Then one day we walked past a house and a MONSTROUS DOBERMAN come crashing against a gate, SNARLING LIKE THE TAZMANIAN DEVIL! My blood froze in terror an it was only when I noticed that the animal was safely penned in that I was able to breathe again. Unperturbed, Naomi pointed a tiny finger at the dog and said “Puppy?”

The biggest issue at that time was that I was getting ready to return to Michigan. I had been planning this for some time: I was going to get back up North and move into an apartment with my friend Tyrone (who had to leave home due to some personal issues in his life). I would finish my last year of high school after which I planned to join the United States Marine Corps.
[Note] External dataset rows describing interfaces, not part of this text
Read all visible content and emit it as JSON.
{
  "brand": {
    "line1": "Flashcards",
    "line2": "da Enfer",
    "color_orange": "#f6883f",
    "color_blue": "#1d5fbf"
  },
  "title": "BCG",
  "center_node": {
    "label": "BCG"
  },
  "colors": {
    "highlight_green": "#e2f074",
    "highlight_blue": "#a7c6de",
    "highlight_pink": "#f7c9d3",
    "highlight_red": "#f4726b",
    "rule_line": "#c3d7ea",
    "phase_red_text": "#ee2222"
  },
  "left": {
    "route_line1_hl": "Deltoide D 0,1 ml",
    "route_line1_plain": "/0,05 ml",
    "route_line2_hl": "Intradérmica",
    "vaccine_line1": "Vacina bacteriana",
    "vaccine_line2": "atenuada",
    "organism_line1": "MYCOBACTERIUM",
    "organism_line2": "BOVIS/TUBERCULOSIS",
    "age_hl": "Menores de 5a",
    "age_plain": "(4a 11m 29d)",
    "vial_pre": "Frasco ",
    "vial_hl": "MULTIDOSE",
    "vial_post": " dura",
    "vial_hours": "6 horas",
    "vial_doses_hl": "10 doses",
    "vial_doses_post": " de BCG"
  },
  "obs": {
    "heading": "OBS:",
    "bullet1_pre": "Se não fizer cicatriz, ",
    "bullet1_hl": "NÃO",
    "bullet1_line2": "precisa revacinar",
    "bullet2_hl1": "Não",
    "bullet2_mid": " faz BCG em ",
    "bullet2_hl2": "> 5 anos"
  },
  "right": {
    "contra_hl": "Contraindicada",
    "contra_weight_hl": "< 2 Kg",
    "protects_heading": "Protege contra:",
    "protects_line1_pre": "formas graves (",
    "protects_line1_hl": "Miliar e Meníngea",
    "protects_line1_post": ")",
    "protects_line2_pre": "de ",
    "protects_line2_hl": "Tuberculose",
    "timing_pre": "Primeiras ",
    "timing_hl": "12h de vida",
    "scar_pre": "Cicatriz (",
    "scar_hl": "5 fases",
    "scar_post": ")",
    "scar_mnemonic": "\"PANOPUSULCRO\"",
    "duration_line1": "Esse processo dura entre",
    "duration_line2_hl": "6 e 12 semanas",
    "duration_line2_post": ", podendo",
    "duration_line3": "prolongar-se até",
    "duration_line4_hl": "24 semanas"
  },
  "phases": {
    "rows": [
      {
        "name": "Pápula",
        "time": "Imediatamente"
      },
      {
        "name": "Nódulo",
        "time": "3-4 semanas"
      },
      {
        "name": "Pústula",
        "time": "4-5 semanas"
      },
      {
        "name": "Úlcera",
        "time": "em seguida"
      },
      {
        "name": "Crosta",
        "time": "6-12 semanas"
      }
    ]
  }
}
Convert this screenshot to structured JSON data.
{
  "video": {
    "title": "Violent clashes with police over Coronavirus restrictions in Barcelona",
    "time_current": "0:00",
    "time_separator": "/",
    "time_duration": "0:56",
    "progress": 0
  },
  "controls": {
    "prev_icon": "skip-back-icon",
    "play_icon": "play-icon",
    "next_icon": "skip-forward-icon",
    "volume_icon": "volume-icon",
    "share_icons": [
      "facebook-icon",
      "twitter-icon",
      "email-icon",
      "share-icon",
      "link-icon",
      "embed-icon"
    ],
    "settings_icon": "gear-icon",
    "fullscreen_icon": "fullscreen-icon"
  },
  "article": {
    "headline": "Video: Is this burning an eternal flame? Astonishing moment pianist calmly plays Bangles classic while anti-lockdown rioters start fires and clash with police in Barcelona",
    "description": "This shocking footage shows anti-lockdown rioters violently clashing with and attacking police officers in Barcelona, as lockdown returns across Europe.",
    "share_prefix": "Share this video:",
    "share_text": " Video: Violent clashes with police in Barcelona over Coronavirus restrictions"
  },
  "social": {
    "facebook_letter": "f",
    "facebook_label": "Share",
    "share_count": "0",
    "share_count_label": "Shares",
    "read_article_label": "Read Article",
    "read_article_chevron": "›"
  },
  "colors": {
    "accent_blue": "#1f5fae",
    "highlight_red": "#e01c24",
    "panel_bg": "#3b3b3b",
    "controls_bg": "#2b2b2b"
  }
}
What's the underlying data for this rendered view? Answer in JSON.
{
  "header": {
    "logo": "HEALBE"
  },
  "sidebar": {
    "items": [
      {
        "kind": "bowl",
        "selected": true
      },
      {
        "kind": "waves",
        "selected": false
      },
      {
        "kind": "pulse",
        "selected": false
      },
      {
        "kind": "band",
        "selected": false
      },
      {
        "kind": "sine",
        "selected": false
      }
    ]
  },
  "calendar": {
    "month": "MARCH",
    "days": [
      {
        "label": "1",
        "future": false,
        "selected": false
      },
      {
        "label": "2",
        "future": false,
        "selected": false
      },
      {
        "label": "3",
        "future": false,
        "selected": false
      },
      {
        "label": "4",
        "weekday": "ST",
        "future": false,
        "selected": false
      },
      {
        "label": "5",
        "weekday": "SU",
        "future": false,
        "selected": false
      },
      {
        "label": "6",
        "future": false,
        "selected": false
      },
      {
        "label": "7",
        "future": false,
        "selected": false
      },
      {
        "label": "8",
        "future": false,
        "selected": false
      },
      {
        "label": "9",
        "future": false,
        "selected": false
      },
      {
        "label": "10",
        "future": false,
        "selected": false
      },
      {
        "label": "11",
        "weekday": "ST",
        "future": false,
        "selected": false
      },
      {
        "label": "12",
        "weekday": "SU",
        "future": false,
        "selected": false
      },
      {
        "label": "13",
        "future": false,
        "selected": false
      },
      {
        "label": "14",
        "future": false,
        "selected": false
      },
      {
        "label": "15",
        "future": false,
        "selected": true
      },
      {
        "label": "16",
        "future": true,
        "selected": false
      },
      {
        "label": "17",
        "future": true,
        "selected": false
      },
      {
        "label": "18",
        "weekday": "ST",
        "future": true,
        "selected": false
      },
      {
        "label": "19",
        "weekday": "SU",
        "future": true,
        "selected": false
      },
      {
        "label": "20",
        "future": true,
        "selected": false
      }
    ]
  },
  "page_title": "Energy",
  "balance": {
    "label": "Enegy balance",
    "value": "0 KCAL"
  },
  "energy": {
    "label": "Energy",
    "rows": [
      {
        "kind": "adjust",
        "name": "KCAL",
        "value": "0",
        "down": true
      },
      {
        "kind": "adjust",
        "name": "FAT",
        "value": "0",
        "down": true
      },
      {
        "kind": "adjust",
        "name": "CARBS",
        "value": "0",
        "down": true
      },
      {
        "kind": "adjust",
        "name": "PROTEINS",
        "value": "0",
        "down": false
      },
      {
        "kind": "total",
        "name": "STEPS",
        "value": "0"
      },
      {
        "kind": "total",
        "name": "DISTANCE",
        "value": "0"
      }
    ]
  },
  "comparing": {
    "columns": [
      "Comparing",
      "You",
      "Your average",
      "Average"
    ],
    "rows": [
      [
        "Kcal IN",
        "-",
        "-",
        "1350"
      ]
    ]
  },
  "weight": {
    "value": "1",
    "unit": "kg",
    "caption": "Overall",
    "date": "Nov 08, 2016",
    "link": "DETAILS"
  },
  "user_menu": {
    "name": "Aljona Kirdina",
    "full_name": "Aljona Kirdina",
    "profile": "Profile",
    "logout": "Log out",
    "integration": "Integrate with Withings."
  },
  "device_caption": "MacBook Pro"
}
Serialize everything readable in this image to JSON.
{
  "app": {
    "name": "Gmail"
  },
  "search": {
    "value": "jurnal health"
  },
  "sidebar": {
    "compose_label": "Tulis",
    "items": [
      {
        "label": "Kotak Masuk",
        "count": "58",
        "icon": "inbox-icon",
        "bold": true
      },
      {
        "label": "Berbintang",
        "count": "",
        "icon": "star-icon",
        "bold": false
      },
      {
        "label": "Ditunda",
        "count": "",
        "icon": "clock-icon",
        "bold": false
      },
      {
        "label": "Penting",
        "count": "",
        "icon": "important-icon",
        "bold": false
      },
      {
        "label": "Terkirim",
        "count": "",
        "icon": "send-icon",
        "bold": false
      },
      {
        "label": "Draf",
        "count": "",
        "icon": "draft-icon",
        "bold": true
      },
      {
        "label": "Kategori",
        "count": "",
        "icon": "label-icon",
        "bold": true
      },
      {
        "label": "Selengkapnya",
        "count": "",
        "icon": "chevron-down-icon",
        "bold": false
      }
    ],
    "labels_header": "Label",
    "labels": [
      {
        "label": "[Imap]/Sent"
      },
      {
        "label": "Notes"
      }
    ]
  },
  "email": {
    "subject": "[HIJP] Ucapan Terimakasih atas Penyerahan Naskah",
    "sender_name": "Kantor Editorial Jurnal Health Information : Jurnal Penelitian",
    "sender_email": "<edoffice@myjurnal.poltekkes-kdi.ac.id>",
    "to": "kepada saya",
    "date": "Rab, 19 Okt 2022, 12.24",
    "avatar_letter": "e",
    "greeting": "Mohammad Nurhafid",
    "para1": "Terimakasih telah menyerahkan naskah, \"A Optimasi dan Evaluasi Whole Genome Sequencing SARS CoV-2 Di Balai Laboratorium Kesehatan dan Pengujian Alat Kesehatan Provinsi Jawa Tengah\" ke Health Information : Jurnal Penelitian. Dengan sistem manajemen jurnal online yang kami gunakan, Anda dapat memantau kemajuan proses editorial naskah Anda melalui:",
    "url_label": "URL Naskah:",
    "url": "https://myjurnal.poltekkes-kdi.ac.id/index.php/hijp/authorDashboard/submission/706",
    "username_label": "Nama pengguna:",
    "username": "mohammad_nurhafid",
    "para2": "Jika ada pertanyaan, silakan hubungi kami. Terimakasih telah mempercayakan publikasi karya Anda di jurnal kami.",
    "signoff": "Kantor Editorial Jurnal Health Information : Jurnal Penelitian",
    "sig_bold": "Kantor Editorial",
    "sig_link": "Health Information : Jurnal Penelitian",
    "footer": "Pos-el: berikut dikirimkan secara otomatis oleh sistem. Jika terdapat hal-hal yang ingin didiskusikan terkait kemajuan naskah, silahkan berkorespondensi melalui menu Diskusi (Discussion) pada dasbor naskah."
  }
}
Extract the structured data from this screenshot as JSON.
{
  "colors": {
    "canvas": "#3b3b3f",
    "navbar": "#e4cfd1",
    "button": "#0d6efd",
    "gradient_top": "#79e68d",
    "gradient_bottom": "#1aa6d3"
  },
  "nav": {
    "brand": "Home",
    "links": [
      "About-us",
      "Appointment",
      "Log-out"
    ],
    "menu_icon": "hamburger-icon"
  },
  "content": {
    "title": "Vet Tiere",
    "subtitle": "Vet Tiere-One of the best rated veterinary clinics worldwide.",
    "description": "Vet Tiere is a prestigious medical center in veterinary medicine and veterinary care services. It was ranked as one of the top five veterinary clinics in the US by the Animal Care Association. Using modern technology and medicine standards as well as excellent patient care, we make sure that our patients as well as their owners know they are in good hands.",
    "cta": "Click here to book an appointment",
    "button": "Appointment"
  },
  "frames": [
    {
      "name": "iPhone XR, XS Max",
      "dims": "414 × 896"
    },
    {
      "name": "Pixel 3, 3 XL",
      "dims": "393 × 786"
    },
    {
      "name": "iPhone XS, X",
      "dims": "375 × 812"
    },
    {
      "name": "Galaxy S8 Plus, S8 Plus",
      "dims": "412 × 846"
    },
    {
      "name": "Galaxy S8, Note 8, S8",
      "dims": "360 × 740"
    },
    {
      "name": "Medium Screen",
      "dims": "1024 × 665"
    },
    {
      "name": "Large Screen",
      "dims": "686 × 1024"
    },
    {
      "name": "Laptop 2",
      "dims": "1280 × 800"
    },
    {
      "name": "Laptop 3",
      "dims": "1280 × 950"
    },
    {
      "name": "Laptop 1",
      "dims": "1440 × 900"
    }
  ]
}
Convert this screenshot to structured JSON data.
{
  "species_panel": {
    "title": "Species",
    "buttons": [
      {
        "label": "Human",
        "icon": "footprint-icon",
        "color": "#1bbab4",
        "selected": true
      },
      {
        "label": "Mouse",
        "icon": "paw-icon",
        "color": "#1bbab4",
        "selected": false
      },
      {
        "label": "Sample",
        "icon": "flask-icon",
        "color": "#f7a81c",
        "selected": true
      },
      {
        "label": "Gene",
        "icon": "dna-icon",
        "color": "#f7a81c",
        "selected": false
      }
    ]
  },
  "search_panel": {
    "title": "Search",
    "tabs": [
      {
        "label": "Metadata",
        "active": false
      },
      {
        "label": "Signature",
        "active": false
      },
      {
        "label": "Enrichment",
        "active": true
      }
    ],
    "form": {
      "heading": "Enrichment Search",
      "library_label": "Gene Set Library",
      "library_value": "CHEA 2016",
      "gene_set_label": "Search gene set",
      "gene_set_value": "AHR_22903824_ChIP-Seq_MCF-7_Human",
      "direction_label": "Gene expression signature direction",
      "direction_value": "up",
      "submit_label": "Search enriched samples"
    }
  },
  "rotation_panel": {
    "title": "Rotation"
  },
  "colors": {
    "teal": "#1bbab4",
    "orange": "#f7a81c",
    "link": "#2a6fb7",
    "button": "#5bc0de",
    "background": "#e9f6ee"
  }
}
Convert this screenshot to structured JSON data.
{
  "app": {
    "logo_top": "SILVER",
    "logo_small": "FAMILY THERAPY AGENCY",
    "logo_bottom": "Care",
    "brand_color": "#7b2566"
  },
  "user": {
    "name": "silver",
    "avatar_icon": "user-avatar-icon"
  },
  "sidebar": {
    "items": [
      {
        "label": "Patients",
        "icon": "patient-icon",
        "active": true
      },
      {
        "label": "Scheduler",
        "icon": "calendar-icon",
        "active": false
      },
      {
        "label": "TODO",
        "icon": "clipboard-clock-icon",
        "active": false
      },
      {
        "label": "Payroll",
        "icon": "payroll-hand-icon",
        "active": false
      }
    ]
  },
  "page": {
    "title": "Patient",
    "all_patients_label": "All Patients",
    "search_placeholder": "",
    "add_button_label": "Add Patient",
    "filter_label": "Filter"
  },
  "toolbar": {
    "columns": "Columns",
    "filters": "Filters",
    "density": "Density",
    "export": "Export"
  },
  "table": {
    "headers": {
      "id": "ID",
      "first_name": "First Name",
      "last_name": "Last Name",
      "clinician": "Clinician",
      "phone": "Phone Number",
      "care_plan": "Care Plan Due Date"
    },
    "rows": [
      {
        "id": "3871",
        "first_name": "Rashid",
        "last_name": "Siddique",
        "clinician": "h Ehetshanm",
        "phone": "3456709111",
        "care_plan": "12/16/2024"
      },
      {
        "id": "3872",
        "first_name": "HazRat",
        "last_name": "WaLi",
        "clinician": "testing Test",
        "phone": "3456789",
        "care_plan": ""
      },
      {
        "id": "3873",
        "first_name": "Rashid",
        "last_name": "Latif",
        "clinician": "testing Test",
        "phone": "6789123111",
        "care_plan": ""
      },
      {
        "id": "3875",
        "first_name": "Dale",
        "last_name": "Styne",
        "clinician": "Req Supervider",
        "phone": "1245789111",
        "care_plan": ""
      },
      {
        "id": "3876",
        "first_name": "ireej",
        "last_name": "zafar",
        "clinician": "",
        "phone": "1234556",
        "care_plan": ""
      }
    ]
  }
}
I had told Carmen none of this and by mid August we had developed such a bond that I wasn’t going to ruin it with The Truth.

In my defense I didn’t tell a lie, I told a whole bunch of them: I told her I would write to her every week and that I’d send for her once I got in the Corps. She told me she loved me. I said “I love you too” and I even gave her the real address where she could write to me in Michigan. I don’t know why I did that because I just ended up looking at the letters and never bothered to answer a one of them, even when he began pleading for me to just tell her something. Out of sight, out of mind. But I’m ahead of myself.

My last week in San Angelo was the most harrowing. We narrowly missed a pregnancy scare and I refused to do her after that. I told her it was for the best and we had to practice self restraint. I’m such a jackass, playing the ‘responsible’ role when I really just wanted to make sure there were no ties HAHA! I even had a theme song for us: “Kiss and Say Goodbye” by the Manhattens. I played it for us over and over, only at the part where the background singers say “I’m gonna miss you” under my breath I replaced “miss” with “diss”. She never caught on.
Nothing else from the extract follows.